At TechCrunch side-stage panel ‘Your City on Blockchain’ Lman Chu, co-founder and CEO of Taipei-based BiiLabs spoke about the real-world applications and current challenges of integrating the technology into smart cities.
In Taiwan, a major government blockchain initiative is already underway with the aid of Biilabs. The startup, which focuses on decentralized ledger technologies (DLT) and applications such as air quality and pollution monitoring systems, officially launched a digital identity system for Taipei this month.
Although it’s currently only available for corporate users, the Tangle-based system marks a big step forward for government-blockchain partnerships in Greater China. Launching the decentralized ID system in Taipei, a city with around 3 million people, put scalability, performance and other technical aspects to test, said Chu.
One of those challenges has been privacy. To address that, one of the steps Biilabs took to enhance the privacy and security of the system was working with risk advisory firm Deloitte to make sure the system is GDPR-ready and in compliance with local regulations. The General Data Protection Regulation (GDPR) is a regulation on data protection and privacy that came into law across the EU in May.
But despite stringent safety measures, privacy may still be a concern for some. On the topic of blockchain-enabled e-identities, Chief Public Mission Officer of Hong Kong Cyberport Dr. Toa Charm commented that “once you have the digital identity whatever you do is on the blockchain.” Even if that makes the people of Hong Kong’s lives easier by streamlining official services, some are likely to “perceive it’s a bad thing.”

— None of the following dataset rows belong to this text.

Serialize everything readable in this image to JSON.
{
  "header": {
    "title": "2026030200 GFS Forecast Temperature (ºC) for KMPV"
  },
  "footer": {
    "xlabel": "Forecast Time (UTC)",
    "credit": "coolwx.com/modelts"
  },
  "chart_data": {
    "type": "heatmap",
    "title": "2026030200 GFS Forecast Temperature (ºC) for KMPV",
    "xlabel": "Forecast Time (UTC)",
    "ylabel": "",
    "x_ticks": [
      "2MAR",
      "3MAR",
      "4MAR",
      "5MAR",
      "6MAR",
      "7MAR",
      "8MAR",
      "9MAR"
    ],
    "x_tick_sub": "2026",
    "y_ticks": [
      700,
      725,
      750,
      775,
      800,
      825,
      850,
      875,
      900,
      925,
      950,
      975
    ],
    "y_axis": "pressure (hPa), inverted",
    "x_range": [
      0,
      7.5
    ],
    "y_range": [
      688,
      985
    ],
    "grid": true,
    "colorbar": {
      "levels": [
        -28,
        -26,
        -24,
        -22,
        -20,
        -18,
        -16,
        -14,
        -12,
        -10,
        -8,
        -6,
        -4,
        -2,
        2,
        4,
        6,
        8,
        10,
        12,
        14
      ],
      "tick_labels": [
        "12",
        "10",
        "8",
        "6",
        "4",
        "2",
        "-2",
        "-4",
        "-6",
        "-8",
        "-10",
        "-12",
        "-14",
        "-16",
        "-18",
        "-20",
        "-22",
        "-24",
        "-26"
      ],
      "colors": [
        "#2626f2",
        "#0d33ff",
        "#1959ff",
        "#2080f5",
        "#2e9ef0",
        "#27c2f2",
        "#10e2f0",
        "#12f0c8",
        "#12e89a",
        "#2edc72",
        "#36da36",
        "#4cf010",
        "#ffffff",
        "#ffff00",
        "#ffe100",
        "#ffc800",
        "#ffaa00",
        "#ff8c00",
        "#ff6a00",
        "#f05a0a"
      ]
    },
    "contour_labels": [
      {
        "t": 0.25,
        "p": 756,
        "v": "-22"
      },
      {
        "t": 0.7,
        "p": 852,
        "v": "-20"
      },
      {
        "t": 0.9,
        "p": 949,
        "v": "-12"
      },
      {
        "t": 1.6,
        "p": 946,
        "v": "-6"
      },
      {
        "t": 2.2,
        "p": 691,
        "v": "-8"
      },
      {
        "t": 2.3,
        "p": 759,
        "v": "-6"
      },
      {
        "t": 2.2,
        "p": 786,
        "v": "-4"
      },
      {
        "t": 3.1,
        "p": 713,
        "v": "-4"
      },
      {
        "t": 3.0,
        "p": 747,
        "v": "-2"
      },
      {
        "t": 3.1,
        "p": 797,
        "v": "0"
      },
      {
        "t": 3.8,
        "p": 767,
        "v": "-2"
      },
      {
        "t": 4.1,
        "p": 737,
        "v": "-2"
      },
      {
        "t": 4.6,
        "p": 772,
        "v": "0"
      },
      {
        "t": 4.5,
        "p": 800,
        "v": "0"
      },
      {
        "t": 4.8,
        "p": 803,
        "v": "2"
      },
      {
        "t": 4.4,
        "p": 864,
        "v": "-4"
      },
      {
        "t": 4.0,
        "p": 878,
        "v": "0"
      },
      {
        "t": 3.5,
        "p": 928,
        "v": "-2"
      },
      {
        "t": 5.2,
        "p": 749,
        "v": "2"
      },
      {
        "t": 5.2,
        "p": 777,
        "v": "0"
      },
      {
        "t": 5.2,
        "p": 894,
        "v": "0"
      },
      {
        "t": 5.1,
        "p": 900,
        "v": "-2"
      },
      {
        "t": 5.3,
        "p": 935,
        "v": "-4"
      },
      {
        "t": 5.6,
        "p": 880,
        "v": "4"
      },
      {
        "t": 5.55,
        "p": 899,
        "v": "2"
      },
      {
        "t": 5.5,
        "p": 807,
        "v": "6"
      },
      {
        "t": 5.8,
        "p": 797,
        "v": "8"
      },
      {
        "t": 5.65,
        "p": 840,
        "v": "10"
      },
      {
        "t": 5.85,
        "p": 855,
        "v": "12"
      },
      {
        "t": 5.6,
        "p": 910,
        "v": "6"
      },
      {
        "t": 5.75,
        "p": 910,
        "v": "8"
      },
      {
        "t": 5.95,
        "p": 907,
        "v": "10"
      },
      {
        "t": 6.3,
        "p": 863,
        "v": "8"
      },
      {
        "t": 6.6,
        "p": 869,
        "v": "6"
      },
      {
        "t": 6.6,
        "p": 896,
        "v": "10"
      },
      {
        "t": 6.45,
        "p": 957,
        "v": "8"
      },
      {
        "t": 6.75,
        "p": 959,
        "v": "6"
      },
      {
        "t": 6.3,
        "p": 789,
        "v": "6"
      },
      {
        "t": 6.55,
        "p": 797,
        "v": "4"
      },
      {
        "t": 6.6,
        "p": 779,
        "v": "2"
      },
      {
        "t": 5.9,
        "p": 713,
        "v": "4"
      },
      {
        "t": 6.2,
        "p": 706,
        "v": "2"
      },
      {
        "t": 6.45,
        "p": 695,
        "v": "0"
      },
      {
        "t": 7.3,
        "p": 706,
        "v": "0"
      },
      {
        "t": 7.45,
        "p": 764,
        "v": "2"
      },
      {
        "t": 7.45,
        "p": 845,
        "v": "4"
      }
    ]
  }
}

Outside of e-identity systems, Chu commented that in terms of ownership of personal information, there are still many aspects that fall into a gray area. That includes the ownership of new forms of data like medical records or surveillance camera footage.
There are still a lot of questions that need to be addressed such as the sort of data that should be considered part of a person’s digital assets, and the role government should take in this transition period, Chu added.
Still, in Sodhi’s opinion, citizens tend to place convenience before other concerns. That paves the way for advances such as prospective blockchain-government partnerships. After all, when a faster online system could make onerous official tasks easier, “do you want to stand in line for two hours [to] renew your driver’s license?”